Ce jour-là, c'était mon dernier jour en Mongolie, dernier jour à Oulan-Bator. J'avais été invité à lire des extraits de Du Côté de chez Shuang, mon petit roman chinois, à la Librairie Française. En fin d'après-midi, je m'autorisais une dernière déambulation. A l'instinct, j'ai marché vers les faubourgs. A une bonne demi-heure de Narantuul Hôtel où je séjournais, cette image s'est imposée. Sans savoir vraiment pourquoi, je l'ai acceptée. Sont rares chez moi les photos sans présence humaine.
© Jean-Louis Crimon
Ce jour-là, tu remontes du vieux quartier Saint-Leu en traversant le Parc de l'Evéché, désormais Parc de l'éméché, tant le buveur excessif des terrasses en contrebas a pris l'habitude d'y venir soigner son hoquet et parfois son foie.
Tu marches vers l'hiver et tu as la tête à l'envers. Tu rêves de printemps.

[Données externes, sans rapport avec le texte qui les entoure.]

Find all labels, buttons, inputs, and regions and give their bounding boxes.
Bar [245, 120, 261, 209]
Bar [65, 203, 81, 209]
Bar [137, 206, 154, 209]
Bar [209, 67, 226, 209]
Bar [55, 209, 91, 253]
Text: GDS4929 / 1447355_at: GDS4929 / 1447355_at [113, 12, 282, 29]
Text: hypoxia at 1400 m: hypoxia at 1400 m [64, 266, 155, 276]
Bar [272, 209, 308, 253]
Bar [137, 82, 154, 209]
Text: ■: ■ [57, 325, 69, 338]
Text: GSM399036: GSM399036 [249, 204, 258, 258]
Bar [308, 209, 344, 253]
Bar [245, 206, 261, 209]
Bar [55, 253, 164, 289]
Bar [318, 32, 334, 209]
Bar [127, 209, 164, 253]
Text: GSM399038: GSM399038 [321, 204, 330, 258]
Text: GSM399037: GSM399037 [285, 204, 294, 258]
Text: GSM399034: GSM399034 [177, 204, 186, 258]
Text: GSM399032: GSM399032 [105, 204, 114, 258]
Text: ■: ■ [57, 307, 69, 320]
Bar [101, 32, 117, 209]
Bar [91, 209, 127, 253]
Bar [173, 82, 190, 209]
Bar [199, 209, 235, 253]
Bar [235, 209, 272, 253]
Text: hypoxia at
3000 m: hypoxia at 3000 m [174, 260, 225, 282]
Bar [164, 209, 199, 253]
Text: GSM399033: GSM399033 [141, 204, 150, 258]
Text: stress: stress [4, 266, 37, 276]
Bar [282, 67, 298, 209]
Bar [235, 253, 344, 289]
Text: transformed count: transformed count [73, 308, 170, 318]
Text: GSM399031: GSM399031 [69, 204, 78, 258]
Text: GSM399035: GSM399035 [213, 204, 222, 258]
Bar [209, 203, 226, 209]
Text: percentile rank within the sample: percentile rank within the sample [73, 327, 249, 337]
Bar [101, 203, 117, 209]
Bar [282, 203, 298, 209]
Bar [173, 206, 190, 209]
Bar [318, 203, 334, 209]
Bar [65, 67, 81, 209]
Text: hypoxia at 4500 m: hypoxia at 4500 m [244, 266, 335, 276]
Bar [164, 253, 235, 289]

Une hirondelle ne fait pas le printemps. Une coccinelle, si. Ça t'amuse, ce ciel qui ruse avec la lumière du soir. Bête à Bon Dieu dans le jardin de l'Evêché. Faut-il y voir un signe ? Clin d'œil d'un pèlerin malicieux. Il y a cieux dans malicieux.
Tu connais la légende. Au Moyen Âge, un homme accusé d'un crime qu'il n'a pas commis doit être décapité. Mais lorsqu'il pose la tête sur le billot, une coccinelle se pose sur son cou. Le bourreau tente de l'éloigner mais la coccinelle revient obstinément se poser sur le cou qui doit être coupé. C'est alors que le roi, Robert II le Pieux, y voit une intervention divine et décide de gracier l'homme. Ce jour-là est née l'expression « beste de bon Dieu ».
La coccinelle consacrée "porte-bonheur". Qu'il ne faut surtout pas écraser. Le vrai meurtrier, lui, aurait été finalement retrouvé quelques jours plus tard.
© Jean-Louis Crimon
Trois ombres à l'entrée de la caverne. Trois hommes qui ne sont pas enchaînés comme dans l'allégorie platonicienne. Les chaînes sont désormais à l'intérieur des têtes. Caverne, cache souterraine, lieu de l'enfermement, de l'ignorance, des apparences. Les ombres ne sont que les images des hommes réels. Question : où sont les hommes réels dont les ombres ne sont que l'apparence ? Où est le monde de la liberté, du savoir, du réel ? Questionnement très actuel.
Le monde des apparences, nous y vivons en permanence, le monde des sophistes, ces dialecticiens qui excellent dans l'art des discours qui n'ont que l'apparence du vrai, mais qui sonnent faux, parce que débordant de mensonges et de fausses valeurs. Fausses certitudes. Allégorie platonicienne. SOS Socrate. A l'aide Platon. Save our souls. Sauvez nos âmes.
© Jean-Louis Crimon
Ce jour-là, je déambulais comme j'aimais le faire dans ces années soixante-dix, le boîtier à la main, sans but précis, sans idée vraiment arrêtée. De loin, une maison aux murs en torchis attira mon attention. Je n'ai pas lu tout de suite le nom de la rue sur le panneau. Habiter rue du Bout du Monde, c'est un monde.
© Jean-Louis Crimon
Ce jour-là, comme souvent, je descendais la Delpech à grands pas. Tout en bas de la rue, sur le côté droit, je m'arrête. J'admire. Fasciné par la façon dont le jeune maçon monte son mur de parement. Brique à brique. Patiemment. Méticuleusement. Monter un mur, sûr, c'est une forme d'écriture. Je prends trois photos et je m'efface.